Las heridas del agua se concibe como una obra que ahonda en los veneros donde se engendra un libro brillante y reflexivo, con el que al fin se cierra ese ansiado círculo tan deseado por el autor, de cuya genialidad dudo que se haya hecho cargo; puestas tantas veces esas ilusiones que, desde tiempo, palpitaban con fuerza en su corazón; pues sorprende la impasividad en que se ha quedado ante tan magnífico libro. O se halle en ese dulce nublado sicológico y pasajero, por lo que quizá nunca llega a creerse este pequeño milagro, aunque tenga tan bellos libros, premiados, como el Juan Alcaide, el Francisco de Quevedo, el Antonio Machado, y el curioso, pero ciertamente también, premio de poesía erótica Cálamo.
La primera parte lleva un título claramente elegíaco, Testamento, donde el primer verso ya da calor y brío al poemario: “Cuando pensábamos en singular / e íbamos al mar desnudos, / solo vestidos de promesas; / que la vida era el ser supremo de la creación”. Y vuelve al presente con un mensaje triste: “Y asoma la lluvia detrás del horizonte / e inunda de vejez nuestros cimientos / a partir de las inapreciables sienes rotas / el corazón postrado en la añoranza”.
En efecto, se observan duros ramalazos elegíacos. Versos hermosos, sí, que ligados a la misma agua de la que está hecha el alma del libro, el autor se apoya en términos como río, agua, mar, lluvia, nieve… cito:
“odres de nuestro advenimiento / con monedas festivas… / Y no fue así. No ha sido nada de eso”.

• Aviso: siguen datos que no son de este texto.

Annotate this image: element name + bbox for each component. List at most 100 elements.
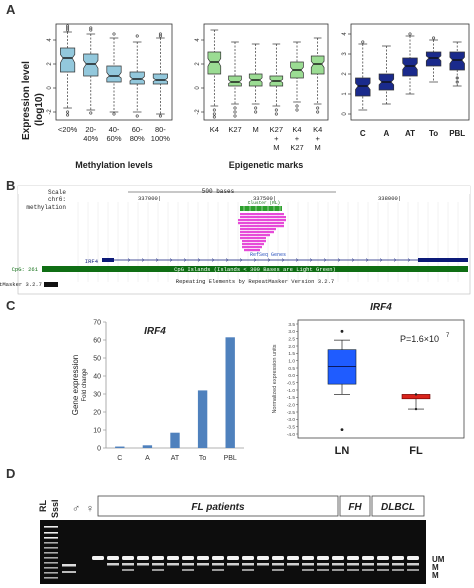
outlier <box>66 113 70 117</box>
y-tick-label: -2 <box>47 109 53 115</box>
y-tick-label: 0 <box>342 112 348 116</box>
outlier <box>233 114 237 118</box>
y-tick-label: -1.5 <box>287 395 296 401</box>
gene-expression-bar-chart: IRF4 0 10 20 30 40 50 60 70 C A AT To PBL Gene express… <box>71 320 244 462</box>
x-axis-title: Methylation levels <box>75 160 153 170</box>
band-um <box>107 556 119 560</box>
x-tick-label: To <box>199 455 207 462</box>
y-tick-label: -2.0 <box>287 402 296 408</box>
y-tick-label: 1.0 <box>288 358 295 364</box>
bar <box>142 445 153 448</box>
band-um <box>242 556 254 560</box>
bar <box>225 337 235 448</box>
ladder-band <box>44 542 58 544</box>
box <box>355 77 371 97</box>
band-um <box>212 556 224 560</box>
x-tick-label: C <box>117 455 122 462</box>
y-tick-label: 2 <box>342 72 348 76</box>
x-tick-label: To <box>429 129 438 138</box>
y-axis-subtitle: Fold change <box>82 368 88 402</box>
ladder-band <box>44 557 58 559</box>
scale-bar-label: 500 bases <box>202 188 235 195</box>
band-m <box>407 563 419 566</box>
rmsk-label: RepeatMasker 3.2.7 <box>0 281 42 288</box>
strand-arrow <box>323 258 327 262</box>
group-box-fh <box>339 495 371 517</box>
outlier <box>158 32 162 36</box>
ladder-band <box>44 552 58 554</box>
outlier <box>295 108 299 112</box>
panel-label-d: D <box>6 466 16 481</box>
box <box>425 51 442 67</box>
cpg-island <box>42 266 468 272</box>
y-tick-label: 0 <box>47 86 53 90</box>
strand-arrow <box>393 258 397 262</box>
plot-frame <box>203 23 329 121</box>
outlier <box>316 106 320 110</box>
box <box>402 57 418 77</box>
band-um <box>197 556 209 560</box>
band-label-m1: M <box>432 563 439 572</box>
box <box>207 51 222 75</box>
band-m <box>377 569 389 571</box>
strand-arrow <box>407 258 411 262</box>
y-tick-label: -3.5 <box>287 424 296 430</box>
band-m <box>242 563 254 566</box>
irf4-expression-boxplot: 4 3 2 1 0 C A AT To PBL <box>342 23 470 138</box>
x-tick-label: FL <box>409 445 423 457</box>
band-um <box>167 556 179 560</box>
box <box>228 75 242 87</box>
methylation-read <box>240 228 276 231</box>
cpg-track-label: CpG: 261 <box>12 266 39 273</box>
outlier <box>212 108 216 112</box>
band-m <box>242 569 254 571</box>
band-um <box>92 556 104 560</box>
band-m <box>272 569 284 571</box>
x-tick-label: M <box>253 125 259 134</box>
x-tick-label: 80- <box>155 125 166 134</box>
outlier <box>274 112 278 116</box>
box <box>310 55 325 75</box>
x-tick-label: + <box>295 134 300 143</box>
strand-arrow <box>225 258 229 262</box>
band-m <box>167 563 179 566</box>
y-tick-label: 2.5 <box>288 336 295 342</box>
outlier <box>66 28 70 32</box>
outlier <box>89 111 93 115</box>
band-m <box>122 563 134 566</box>
band-m <box>197 563 209 566</box>
rmsk-track-text: Repeating Elements by RepeatMasker Versi… <box>176 278 334 285</box>
strand-arrow <box>253 258 257 262</box>
outlier <box>135 34 139 38</box>
outlier <box>274 108 278 112</box>
band-m <box>182 569 194 571</box>
band-m <box>392 563 404 566</box>
outlier <box>66 26 70 30</box>
x-tick-label: 80% <box>130 134 145 143</box>
x-tick-label: M <box>315 143 321 152</box>
outlier <box>212 112 216 116</box>
strand-arrow <box>295 258 299 262</box>
y-tick-label: -2 <box>195 109 201 115</box>
band-m <box>137 563 149 566</box>
band-m <box>212 569 224 571</box>
outlier <box>414 407 418 411</box>
band-um <box>392 556 404 560</box>
y-tick-label: 3.0 <box>288 329 295 335</box>
y-tick-label: 20 <box>93 410 101 417</box>
ruler-bg <box>18 186 470 194</box>
x-tick-label: K27 <box>270 125 283 134</box>
box <box>129 71 145 85</box>
x-tick-label: 40% <box>83 134 98 143</box>
strand-arrow <box>309 258 313 262</box>
ladder-band <box>44 547 58 549</box>
cpg-track-text: CpG Islands (Islands < 300 Bases are Lig… <box>174 266 336 273</box>
band-um <box>302 556 314 560</box>
methylation-read <box>244 249 260 252</box>
group-label-dlbcl: DLBCL <box>381 502 415 513</box>
panel-label-b: B <box>6 178 16 193</box>
outlier <box>158 114 162 118</box>
band-um <box>182 556 194 560</box>
y-tick-label: 30 <box>93 392 101 399</box>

Sé que Onofre Rojano tiene delicado los ojos, y eso, para él, para cualquier escritor, para cualquier persona es terrible: “Mis ojos están enfermos hoy en día / -infectados de llanto- / y, generosos, vierten / los ríos interiores de salada presencia, mientras la luz extingue su sustancia…”. He aquí otra punzada, como el golpe de una piedra, pero que dejan huella.
La segunda mitad de la obra -Paréntesis-, contrariamente al orden contrariamente usadas en el resto de sus libros, en Las heridas del agua, cambia casi todo. El corazón rompe de pronto con la igualdad y se deja llevar por la bandera del sentir gozoso, como el que lanza en el soneto Luz. “Quiero la luz del día para ver / las antorchas del sol brillar quien soy: un tratado de paz sin resolver”. Aunque, seguidamente, vuelven a sonar los conocidos ramalazos del dolor, versos del poema titulado Estigma, también abrazado al agua:
“Es un dolor a cuestas solo verlo. Pendiente estoy del agua que da vida, / como el pez que agoniza sin saberlo”.
Y cierra el libro con estos versos tremendos:
“las fronteras de la edad que descienden / al subsuelo de ti / para cavar vencidos aposentos”.
Sin duda, con Las heridas del agua Onofre Rojano hace un homenaje a la lírica, cuyo contenido alcanza una brillantez insólita.